Бесстрастный фламандец задрожал. Он был уверен, что найдет угнетенную, подавленную женщину, опустошенную и сломленную, но только не такую Катрин, полупьяную от вина и гнева, в безумном отчаянии перемешивающую свою злобу, гнев и жажду любви.
Взволнованный ароматом женственности и взбешенный от того, что его собственное тело волнуется больше, чем допускал разум, от прикосновения этого слишком нежного тела, он попытался отстраниться от нее, но она с новой силой обвила его плечи.

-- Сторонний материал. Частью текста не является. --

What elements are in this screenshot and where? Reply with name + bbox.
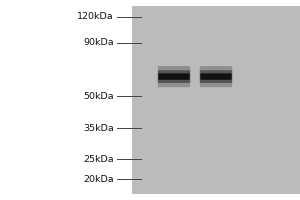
FancyBboxPatch shape — [158, 66, 190, 87]
Text: 25kDa: 25kDa — [83, 155, 114, 164]
FancyBboxPatch shape — [200, 70, 232, 83]
Text: 90kDa: 90kDa — [83, 38, 114, 47]
FancyBboxPatch shape — [200, 66, 232, 87]
FancyBboxPatch shape — [200, 73, 232, 80]
Text: 50kDa: 50kDa — [83, 92, 114, 101]
FancyBboxPatch shape — [158, 70, 190, 83]
Text: 35kDa: 35kDa — [83, 124, 114, 133]
Text: 120kDa: 120kDa — [77, 12, 114, 21]
Bar — [132, 6, 300, 194]
Text: 20kDa: 20kDa — [83, 175, 114, 184]
FancyBboxPatch shape — [158, 73, 190, 80]
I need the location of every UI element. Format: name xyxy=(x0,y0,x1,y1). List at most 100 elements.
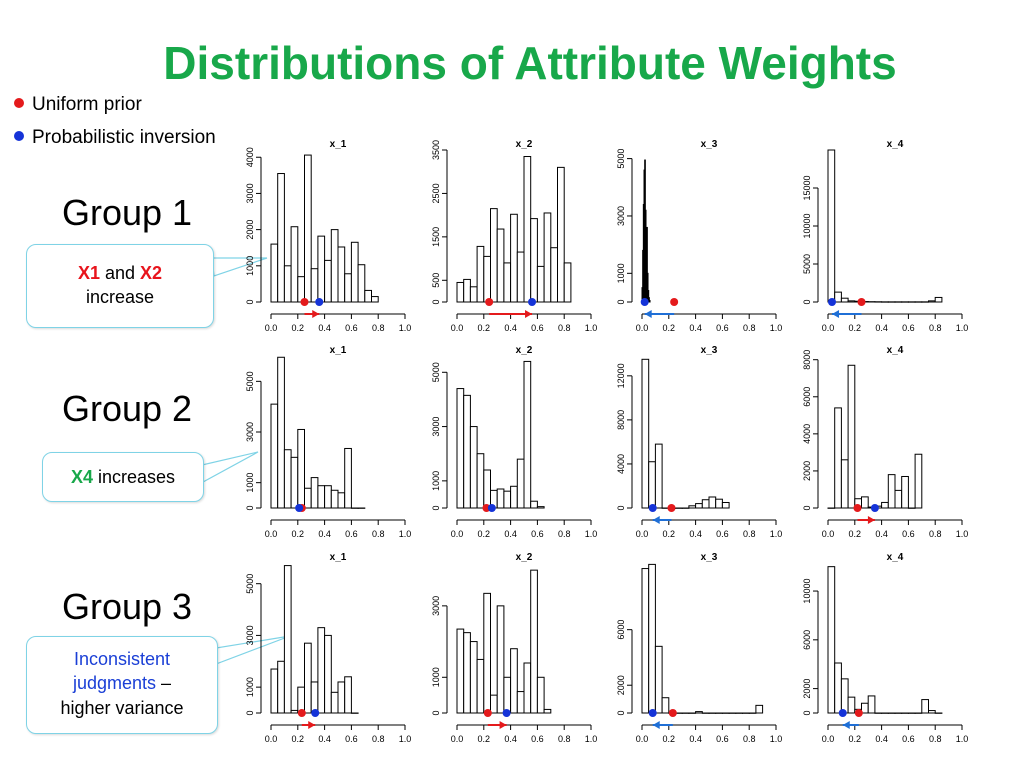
x-tick-label: 0.8 xyxy=(372,734,385,744)
blue-bullet-icon xyxy=(14,130,24,141)
x-tick-label: 0.8 xyxy=(743,323,756,333)
histogram-bar xyxy=(543,212,552,303)
histogram-bar xyxy=(834,407,842,509)
histogram-bar xyxy=(310,681,319,714)
histogram-bar xyxy=(496,488,505,509)
y-tick-label: 5000 xyxy=(245,371,255,391)
histogram-bar xyxy=(840,459,849,509)
histogram-bar xyxy=(934,296,943,303)
histogram-bar xyxy=(324,634,332,714)
histogram-bar xyxy=(476,453,485,509)
y-tick-label: 3000 xyxy=(245,183,255,203)
x-tick-label: 0.8 xyxy=(929,734,942,744)
chart-title: x_2 xyxy=(516,345,533,356)
x-tick-label: 0.6 xyxy=(531,529,544,539)
histogram-bar xyxy=(463,278,471,303)
histogram-bar xyxy=(840,297,849,303)
x-tick-label: 0.8 xyxy=(558,734,571,744)
uniform-prior-dot xyxy=(668,709,677,717)
histogram-bar xyxy=(510,485,518,509)
x-tick-label: 0.2 xyxy=(849,529,862,539)
histogram-bar xyxy=(469,641,478,714)
legend-label: Uniform prior xyxy=(32,94,142,115)
histogram-bar xyxy=(648,563,656,714)
histogram-bar xyxy=(901,475,909,509)
x-tick-label: 0.0 xyxy=(451,734,464,744)
probabilistic-inversion-dot xyxy=(648,504,657,512)
callout-group-2: X4 increases xyxy=(42,452,204,502)
y-tick-label: 0 xyxy=(245,710,255,715)
x-tick-label: 0.2 xyxy=(849,323,862,333)
histogram-bar xyxy=(283,449,292,509)
y-tick-label: 1000 xyxy=(431,667,441,687)
uniform-prior-dot xyxy=(854,709,863,717)
histogram-bar xyxy=(330,691,339,714)
histogram-bar xyxy=(516,691,525,714)
x-tick-label: 0.6 xyxy=(716,323,729,333)
histogram-bar xyxy=(476,245,485,303)
x-tick-label: 0.2 xyxy=(663,734,676,744)
histogram-bar xyxy=(496,228,505,303)
histogram-bar xyxy=(914,453,923,509)
probabilistic-inversion-dot xyxy=(870,504,879,512)
histogram-bar xyxy=(317,235,326,303)
y-tick-label: 2500 xyxy=(431,183,441,203)
histogram-bar xyxy=(277,660,285,714)
histogram-bar xyxy=(317,485,326,509)
y-tick-label: 1000 xyxy=(245,473,255,493)
histogram-bar xyxy=(654,443,663,509)
histogram-bar xyxy=(721,501,730,509)
histogram-bar xyxy=(847,300,856,303)
histogram-bar xyxy=(290,226,299,303)
histogram-bar xyxy=(290,709,299,714)
histogram-bar xyxy=(330,489,339,509)
histogram-bar xyxy=(283,565,292,714)
y-tick-label: 0 xyxy=(802,299,812,304)
uniform-prior-dot xyxy=(485,298,494,306)
x-tick-label: 1.0 xyxy=(956,734,969,744)
probabilistic-inversion-dot xyxy=(315,298,324,306)
histogram-bar xyxy=(661,697,670,714)
histogram-bar xyxy=(523,156,532,303)
callout-x1: X1 xyxy=(77,263,100,283)
x-tick-label: 0.4 xyxy=(689,529,702,539)
histogram-bar xyxy=(695,503,703,509)
y-tick-label: 10000 xyxy=(802,579,812,604)
callout-x2: X2 xyxy=(140,263,163,283)
histogram-bar xyxy=(516,251,525,303)
y-tick-label: 0 xyxy=(431,710,441,715)
x-tick-label: 0.2 xyxy=(849,734,862,744)
histogram-bar xyxy=(476,658,485,714)
x-tick-label: 0.4 xyxy=(504,734,517,744)
x-tick-label: 0.6 xyxy=(345,734,358,744)
callout-and: and xyxy=(99,263,141,283)
callout-group-3: Inconsistent judgments – higher variance xyxy=(26,636,218,734)
histogram-bar xyxy=(654,645,663,714)
histogram-bar xyxy=(463,394,471,509)
probabilistic-inversion-dot xyxy=(311,709,320,717)
callout-dash: – xyxy=(156,673,172,694)
x-tick-label: 1.0 xyxy=(956,323,969,333)
y-tick-label: 0 xyxy=(431,299,441,304)
histogram-bar xyxy=(834,662,842,714)
x-tick-label: 0.8 xyxy=(372,529,385,539)
y-tick-label: 1000 xyxy=(431,471,441,491)
x-tick-label: 0.6 xyxy=(902,529,915,539)
x-tick-label: 0.4 xyxy=(689,734,702,744)
histogram-bar xyxy=(928,300,936,303)
y-tick-label: 2000 xyxy=(245,220,255,240)
x-tick-label: 0.0 xyxy=(636,529,649,539)
uniform-prior-dot xyxy=(670,298,679,306)
x-tick-label: 0.0 xyxy=(265,529,278,539)
histogram-bar xyxy=(357,264,366,303)
histogram-bar xyxy=(483,592,491,714)
chart-title: x_2 xyxy=(516,552,533,563)
histogram-bar xyxy=(463,632,471,714)
histogram-bar xyxy=(894,489,903,509)
histogram-bar xyxy=(557,166,565,303)
histogram-bar xyxy=(270,668,279,714)
x-tick-label: 0.2 xyxy=(478,323,491,333)
callout-group-1: X1 and X2 increase xyxy=(26,244,214,328)
probabilistic-inversion-dot xyxy=(640,298,649,306)
chart-title: x_3 xyxy=(701,345,718,356)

Страдая, он прошептал хриплым голосом:
– Катрин, вы бредите! Время уходит!
– Ну и пусть! Я не хочу ничего знать, я не хочу больше бороться… я не хочу командовать, вести войну. Я хочу быть женщиной… только женщиной… и я хочу, чтобы меня любили.
– Катрин, опомнитесь! Отпустите меня…
– Нет! Я знаю, что вы меня любите… уже давно, и я устала быть одна! Мне нужно, чтобы мной занимались, чтобы жили для меня, со мной. На что мне мужчина, который мечтает только о том, чтобы убивать или дать убить себя во имя славы!
– На что он вам? Пока что вы должны попытаться спасти его от худшего, сохранить отца детям и единственного господина для самой себя. Что же касается меня, Катрин, вы ошибаетесь, пытаясь меня искушать. Я вас люблю, это правда, но я сделан из того же теста, что и Монсальви, я такой же, как и он! Даже, может быть, хуже, потому что я мечтаю о власти! Придите в себя и вернитесь на землю! Что бы он подумал о вас, если бы видел в эту минуту?
Она запрокинула голову, посмотрела на него, ее глаза были затуманены, а приоткрытый влажный рот обнажал маленькие блестящие зубы.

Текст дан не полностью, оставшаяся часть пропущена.